Thursday, February 12, 2009

Alvaro Vargas Llosa, Charles Darwin, Christianity, Atheism and Agnosticism

Alvaro Vargas Llosa tries a little redemptive politics regarding Charles Darwin in his article in The Australian entitled Right should warm to Darwin.

First play of the cards is his assertion "Darwin was not an atheist but a Victorian believer ... Darwin did not set out to deny God".

Stop right there. I know Llosa has fudged Victorian believer (what exactly does that mean?) but it's such a major piece of dissembling, you know at once he's up to no good.

Can he be talking about the same man who said "I am sorry to inform you that I do not believe in the Bible as a divine revelation, & therefore not in Jesus Christ as the Son of God."?

Is this the same man who refused a request by the Archbishop of Canterbury to help harmonise science and religion because he saw no prospect of any benefit arising from it? 

Is this the same man who said he never gave up Christianity until he was forty years of age? Try reading his autobiography: "Thus disbelief crept over me at a very slow rate, but at last was complete."

At best, you could call Darwin an agnostic, as he himself did, as disinclined to be a leader of atheism as he was equally disinclined to promote any kind of set of religious or spiritual beliefs.

Llosa will have to work a lot harder to sell Darwin to Christians in America, who know the truth about where his theory leads their fundamentalism about the bible. If evolution is correct in its broad approach, where does that leave talking snakes, the garden of Eden, and a short six thousand year history which saw humans mingle with dinosaurs? (And last I heard about one third of the American adult population believes the Bible is the actual word of god, to be taken literally word for word. Amazing but see Gallup on this subject here).

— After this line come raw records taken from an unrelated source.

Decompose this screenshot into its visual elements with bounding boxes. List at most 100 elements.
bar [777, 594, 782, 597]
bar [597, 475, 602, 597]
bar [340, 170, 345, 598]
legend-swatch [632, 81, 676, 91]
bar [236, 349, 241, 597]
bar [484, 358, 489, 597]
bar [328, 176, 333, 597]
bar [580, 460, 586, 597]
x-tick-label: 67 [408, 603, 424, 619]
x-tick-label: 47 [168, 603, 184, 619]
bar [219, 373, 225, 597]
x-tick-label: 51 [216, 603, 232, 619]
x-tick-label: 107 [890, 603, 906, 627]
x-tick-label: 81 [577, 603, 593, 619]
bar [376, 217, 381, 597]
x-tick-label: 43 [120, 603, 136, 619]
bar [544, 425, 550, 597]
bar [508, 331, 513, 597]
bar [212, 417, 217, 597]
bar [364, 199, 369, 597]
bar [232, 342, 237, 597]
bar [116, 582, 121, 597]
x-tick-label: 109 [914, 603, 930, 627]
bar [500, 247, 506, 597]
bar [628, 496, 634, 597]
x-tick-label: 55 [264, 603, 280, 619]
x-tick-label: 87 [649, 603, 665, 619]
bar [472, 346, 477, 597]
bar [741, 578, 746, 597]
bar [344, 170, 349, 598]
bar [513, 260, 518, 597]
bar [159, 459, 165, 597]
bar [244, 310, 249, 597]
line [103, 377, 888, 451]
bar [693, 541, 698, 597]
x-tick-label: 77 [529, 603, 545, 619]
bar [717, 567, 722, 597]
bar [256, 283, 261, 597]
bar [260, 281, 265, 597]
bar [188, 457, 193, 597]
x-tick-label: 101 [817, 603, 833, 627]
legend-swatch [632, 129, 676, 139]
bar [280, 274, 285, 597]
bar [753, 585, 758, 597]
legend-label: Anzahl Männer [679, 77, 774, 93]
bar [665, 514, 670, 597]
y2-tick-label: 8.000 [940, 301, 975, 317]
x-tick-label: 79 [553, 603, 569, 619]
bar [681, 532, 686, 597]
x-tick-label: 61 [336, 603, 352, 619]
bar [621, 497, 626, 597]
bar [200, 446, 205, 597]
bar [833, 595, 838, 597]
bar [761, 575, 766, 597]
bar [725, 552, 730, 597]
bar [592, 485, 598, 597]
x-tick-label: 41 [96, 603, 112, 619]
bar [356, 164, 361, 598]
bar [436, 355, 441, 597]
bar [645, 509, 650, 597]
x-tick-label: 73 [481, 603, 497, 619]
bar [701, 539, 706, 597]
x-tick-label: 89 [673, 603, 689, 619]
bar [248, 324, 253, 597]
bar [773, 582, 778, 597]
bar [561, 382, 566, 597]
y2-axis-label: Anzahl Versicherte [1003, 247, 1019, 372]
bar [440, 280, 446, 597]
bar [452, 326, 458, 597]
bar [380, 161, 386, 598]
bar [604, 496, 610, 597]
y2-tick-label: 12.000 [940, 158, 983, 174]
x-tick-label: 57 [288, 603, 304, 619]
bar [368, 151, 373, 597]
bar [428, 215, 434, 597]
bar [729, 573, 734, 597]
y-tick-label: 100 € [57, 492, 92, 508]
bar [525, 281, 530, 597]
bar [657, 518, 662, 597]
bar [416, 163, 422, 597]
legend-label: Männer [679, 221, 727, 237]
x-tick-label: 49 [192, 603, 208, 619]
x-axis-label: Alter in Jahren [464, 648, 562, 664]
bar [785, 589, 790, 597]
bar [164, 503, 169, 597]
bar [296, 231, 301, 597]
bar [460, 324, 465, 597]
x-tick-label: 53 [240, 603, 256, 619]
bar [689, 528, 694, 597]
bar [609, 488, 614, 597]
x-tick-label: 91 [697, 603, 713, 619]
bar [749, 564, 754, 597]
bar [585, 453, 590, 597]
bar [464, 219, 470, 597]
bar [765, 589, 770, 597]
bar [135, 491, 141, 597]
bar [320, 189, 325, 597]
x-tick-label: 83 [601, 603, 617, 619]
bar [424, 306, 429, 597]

Sure Darwin's theories should make leftists uncomfortable, but they should equally disturb right wingers plunging them into them like they're some kind of ikandy useful in the ideological and religious wars. They're actually an attempt at science, as a way of seeing things as they are and how they came about, and if you go with that, you can understand  just why Darwin felt so uncomfortable about the loons clutching and grabbing at him and his ideas as a way of asserting their passionately held beliefs about the world. Darwin liked to think his thinking wasn't based on emotion or hope or desperation, but derived from scientific methodology to arrive at replicable observable scientific insights.

It seems to me that Llosa, ostensibly a friend of Darwin, is not so far from those Victorian loons in spirit and manner, with his clutching and clawing and trying to make Darwin respectable to the Right, especially when he caricatures and distorts Darwin's thinking. 

When he writes that the bicentenary of Darwin's birth is a good opportunity for those on the right who trash him as an icon of the left to give the author of On the Origin of Species another chance, how much better would it have been to have said that his bicentenary was actually a good chance to find out what Darwin actually said and wrote, and what his dogged determination and genius produced by way of science.

And fuck the cheap point scoring and dumbing down induced by thinking inside the box of platitudinous left and right.

Darwin was better than that, a whole lot better. Back to the keyboard Llosa, and this time aim for the truth, and be damned to your right wing Christian mates and be damned to your desire to shove Darwin up the noses of the left.